Однажды мы вместе поехали на море, автобусом, сразу после поступления. Пока все еще было в порядке. Она прислонилась спиной к окну, а вытянутые ноги положила мне на колени. Произнесла шепотом: «Я слушала, как плачут в ночи невидимые поезда», – я посмотрела на нее с недоумением.

«И не мечтай», – сказала я; я почти спала. А она только улыбнулась, переполненная собой и собственным превосходством. Правила игры должны соблюдаться в любое время и в любом месте.

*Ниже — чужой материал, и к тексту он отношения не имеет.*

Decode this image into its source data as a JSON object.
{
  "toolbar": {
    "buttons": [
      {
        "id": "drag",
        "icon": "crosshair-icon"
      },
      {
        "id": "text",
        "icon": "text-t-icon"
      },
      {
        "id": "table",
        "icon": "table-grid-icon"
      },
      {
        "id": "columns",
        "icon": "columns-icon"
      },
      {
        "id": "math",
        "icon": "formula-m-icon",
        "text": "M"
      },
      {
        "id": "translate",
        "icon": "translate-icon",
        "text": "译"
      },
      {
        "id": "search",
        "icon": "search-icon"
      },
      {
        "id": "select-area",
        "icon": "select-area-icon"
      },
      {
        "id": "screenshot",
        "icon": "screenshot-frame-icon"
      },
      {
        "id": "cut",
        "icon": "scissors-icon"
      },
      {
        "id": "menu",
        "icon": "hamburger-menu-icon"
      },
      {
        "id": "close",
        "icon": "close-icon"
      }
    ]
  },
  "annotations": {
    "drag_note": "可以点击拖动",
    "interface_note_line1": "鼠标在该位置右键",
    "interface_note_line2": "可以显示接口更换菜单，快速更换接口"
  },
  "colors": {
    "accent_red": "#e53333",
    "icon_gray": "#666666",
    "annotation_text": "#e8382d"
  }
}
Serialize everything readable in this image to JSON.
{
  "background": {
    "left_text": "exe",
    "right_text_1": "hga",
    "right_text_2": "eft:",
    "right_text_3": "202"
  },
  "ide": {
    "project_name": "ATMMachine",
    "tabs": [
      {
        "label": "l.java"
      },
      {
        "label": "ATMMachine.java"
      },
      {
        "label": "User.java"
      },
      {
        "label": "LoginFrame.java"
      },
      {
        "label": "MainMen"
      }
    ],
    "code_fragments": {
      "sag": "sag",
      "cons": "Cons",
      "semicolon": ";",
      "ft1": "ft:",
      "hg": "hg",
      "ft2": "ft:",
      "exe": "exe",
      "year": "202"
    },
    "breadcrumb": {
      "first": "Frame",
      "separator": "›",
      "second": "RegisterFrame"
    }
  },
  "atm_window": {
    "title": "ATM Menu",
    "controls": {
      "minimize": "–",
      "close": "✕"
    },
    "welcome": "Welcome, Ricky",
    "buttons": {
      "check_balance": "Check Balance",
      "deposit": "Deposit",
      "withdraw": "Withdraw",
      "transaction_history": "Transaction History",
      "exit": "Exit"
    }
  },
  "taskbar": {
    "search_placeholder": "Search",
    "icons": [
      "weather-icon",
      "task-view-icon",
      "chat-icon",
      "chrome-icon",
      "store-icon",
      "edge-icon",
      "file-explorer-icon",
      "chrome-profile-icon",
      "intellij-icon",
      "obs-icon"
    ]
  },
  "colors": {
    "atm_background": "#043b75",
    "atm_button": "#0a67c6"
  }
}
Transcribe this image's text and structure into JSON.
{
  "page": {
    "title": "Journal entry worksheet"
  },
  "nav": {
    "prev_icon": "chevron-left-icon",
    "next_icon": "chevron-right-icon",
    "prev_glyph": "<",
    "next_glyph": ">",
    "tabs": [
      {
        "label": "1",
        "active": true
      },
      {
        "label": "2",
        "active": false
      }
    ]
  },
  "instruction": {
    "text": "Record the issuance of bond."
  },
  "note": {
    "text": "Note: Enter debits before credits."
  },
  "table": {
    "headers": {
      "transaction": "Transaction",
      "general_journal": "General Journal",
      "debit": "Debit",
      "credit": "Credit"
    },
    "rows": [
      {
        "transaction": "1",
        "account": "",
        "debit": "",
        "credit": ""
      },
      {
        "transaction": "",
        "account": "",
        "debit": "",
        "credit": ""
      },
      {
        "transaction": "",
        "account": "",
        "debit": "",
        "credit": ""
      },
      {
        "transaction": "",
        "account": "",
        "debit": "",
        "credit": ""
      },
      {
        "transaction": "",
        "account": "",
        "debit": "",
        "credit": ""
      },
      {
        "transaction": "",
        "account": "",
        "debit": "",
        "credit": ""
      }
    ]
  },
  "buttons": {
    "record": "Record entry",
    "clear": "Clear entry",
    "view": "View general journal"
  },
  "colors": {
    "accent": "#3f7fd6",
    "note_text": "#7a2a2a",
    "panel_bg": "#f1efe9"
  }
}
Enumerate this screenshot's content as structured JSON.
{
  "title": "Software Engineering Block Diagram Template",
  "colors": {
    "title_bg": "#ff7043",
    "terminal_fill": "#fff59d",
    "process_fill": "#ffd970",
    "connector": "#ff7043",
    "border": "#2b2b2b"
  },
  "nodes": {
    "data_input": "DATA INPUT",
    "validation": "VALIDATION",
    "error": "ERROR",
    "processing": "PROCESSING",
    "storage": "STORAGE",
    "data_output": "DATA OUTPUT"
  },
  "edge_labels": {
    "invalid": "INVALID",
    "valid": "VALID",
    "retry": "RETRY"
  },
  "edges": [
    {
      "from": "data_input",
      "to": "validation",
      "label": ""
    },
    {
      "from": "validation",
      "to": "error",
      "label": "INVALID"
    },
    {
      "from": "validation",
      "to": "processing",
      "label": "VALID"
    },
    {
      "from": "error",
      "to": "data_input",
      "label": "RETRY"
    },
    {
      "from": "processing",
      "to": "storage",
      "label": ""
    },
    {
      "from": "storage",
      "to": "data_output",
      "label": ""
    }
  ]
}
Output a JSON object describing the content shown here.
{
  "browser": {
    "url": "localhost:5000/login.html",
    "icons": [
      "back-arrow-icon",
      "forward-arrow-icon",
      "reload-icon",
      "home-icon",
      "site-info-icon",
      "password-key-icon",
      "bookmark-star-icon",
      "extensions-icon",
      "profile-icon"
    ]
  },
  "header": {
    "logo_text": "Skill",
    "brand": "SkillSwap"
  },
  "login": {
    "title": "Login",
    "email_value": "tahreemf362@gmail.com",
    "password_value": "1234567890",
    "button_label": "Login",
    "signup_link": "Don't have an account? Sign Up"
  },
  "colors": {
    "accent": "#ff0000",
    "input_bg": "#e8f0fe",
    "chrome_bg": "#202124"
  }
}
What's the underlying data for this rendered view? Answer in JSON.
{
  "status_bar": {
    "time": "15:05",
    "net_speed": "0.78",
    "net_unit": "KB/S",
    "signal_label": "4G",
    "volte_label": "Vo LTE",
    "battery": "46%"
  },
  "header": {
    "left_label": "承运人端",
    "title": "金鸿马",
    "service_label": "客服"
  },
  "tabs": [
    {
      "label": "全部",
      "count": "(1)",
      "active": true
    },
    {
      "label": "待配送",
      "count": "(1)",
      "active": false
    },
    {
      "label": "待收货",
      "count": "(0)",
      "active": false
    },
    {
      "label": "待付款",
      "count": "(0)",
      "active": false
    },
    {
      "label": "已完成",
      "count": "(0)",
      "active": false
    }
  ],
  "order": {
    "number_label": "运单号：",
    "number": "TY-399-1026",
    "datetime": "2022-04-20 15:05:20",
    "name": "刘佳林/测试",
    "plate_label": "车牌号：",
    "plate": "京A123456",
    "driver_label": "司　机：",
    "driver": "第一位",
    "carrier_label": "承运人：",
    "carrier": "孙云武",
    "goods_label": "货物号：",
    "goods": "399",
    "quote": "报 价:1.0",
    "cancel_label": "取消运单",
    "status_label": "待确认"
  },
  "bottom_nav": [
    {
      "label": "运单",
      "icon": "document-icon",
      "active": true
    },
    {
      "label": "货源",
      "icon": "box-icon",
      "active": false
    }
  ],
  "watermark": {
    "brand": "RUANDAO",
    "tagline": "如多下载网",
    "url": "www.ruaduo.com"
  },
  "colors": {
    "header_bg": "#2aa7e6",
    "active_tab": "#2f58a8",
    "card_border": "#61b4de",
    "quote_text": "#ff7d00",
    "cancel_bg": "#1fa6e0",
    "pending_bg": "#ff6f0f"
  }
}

Я сбросила с себя ее ноги и тихо встала, пытаясь после многочасового сидения вернуть ток крови по онемевшим бедрам. Остальные пассажиры спали, снаружи царила полная темнота. Я пробиралась между креслами неслышно, словно охочусь за их душами, и взглядом искала хоть какую-нибудь книгу. Уснувшие руки одних лежали на раскрытых таблоидах, другие держали сумки или веера. Я нашла то, что искала, в другом конце автобуса: книга торчала из рюкзака какого-то прыщавого парня. Для человека, который совсем недавно читал Киша, он спал слишком спокойно.

Я вернулась на свое место и прошипела: «Мансарда», – а потом закрыла глаза и провалилась в сон.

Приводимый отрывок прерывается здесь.